11 personnes présentées au juge après la mort atroce d'un poissonnier — Maroc

03 Novembre, 2016, 01:03 | Auteur: Lynn Cook
  • 11 personnes présentées au juge après la mort atroce d'un poissonnier — Maroc

Le procureur général du Roi près la cour d'appel d'Al Hoceima a annoncé que le juge d'instruction près cette juridiction, avait ordonné mardi, le placement de 8 personnes en détention préventive dans le cadre de l'enquête menée sur les circonstances du décès de Mouhcine Fikri.

Rappelons que la mort tragique d'un vendeur de poisson, broyé par une benne à ordures, suscite une vague d'indignation et de manifestations au Maroc, où les autorités affichent leur volonté de " punir " les responsables de ce drame.

" Cette demande d'ouverture d'enquête vient en relation avec l'incident survenu, le 28 octobre dernier, dans la ville d'Al Hoceima, et en particulier avec les circonstances dans lesquelles se sont déroulées l'achat et la sortie d'une quantité de poisson sans autorisation du port", poursuit l'agence officielle.
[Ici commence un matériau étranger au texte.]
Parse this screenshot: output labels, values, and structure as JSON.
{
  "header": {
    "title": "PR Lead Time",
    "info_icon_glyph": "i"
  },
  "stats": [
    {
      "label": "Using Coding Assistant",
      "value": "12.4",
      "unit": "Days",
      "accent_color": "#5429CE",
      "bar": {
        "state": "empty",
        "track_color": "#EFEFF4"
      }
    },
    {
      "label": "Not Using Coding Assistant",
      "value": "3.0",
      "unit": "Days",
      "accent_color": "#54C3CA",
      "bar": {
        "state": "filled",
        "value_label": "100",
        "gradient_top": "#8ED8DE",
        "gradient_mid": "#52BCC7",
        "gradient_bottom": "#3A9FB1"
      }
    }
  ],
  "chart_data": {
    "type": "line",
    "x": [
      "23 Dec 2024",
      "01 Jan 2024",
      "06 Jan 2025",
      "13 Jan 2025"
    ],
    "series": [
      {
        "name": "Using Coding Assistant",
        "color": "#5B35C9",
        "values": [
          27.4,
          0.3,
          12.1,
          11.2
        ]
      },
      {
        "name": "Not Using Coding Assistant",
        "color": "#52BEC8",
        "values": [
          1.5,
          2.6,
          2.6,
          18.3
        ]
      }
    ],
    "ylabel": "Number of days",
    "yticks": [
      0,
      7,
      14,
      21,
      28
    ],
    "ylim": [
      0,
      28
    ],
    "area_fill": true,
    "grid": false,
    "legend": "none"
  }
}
En voulant essayer de récupérer les poissons, l'homme est tombé dans la benne à ordure, où il a été broyé.

Dimanche déjà, ce drame humain a poussé des milliers de personnes à participer à ses funérailles, avant de se rassembler de nouveau dans la soirée dans le centre d'Al-Hoceima, cité côtière d'environ 55.000 habitants. "Criminels, assassins, terroristes", scandaient notamment les manifestants, ou encore "Ecoute makhzen [palais royal], on n'humilie pas le peuple du Rif!".

Des rassemblements de moindre ampleur ont eu lieu dans plusieurs autres villes du Rif mais aussi à Marrakech et Rabat, où plus d'un millier de personnes, dont de nombreux militants de la cause berbère, ont défilé au cri de "Nous sommes tous Mouhcine!", a constaté l'AFP.

Le Front Populaire (FP) a appelé, via un statut posté sur sa page Facebook, l'ensemble des citoyens et les composantes de la société civile à participer à un rassemblement de protestation, ce mardi 1er novembre 2016, devant les locaux de l'ambassade du Maroc à Tunis.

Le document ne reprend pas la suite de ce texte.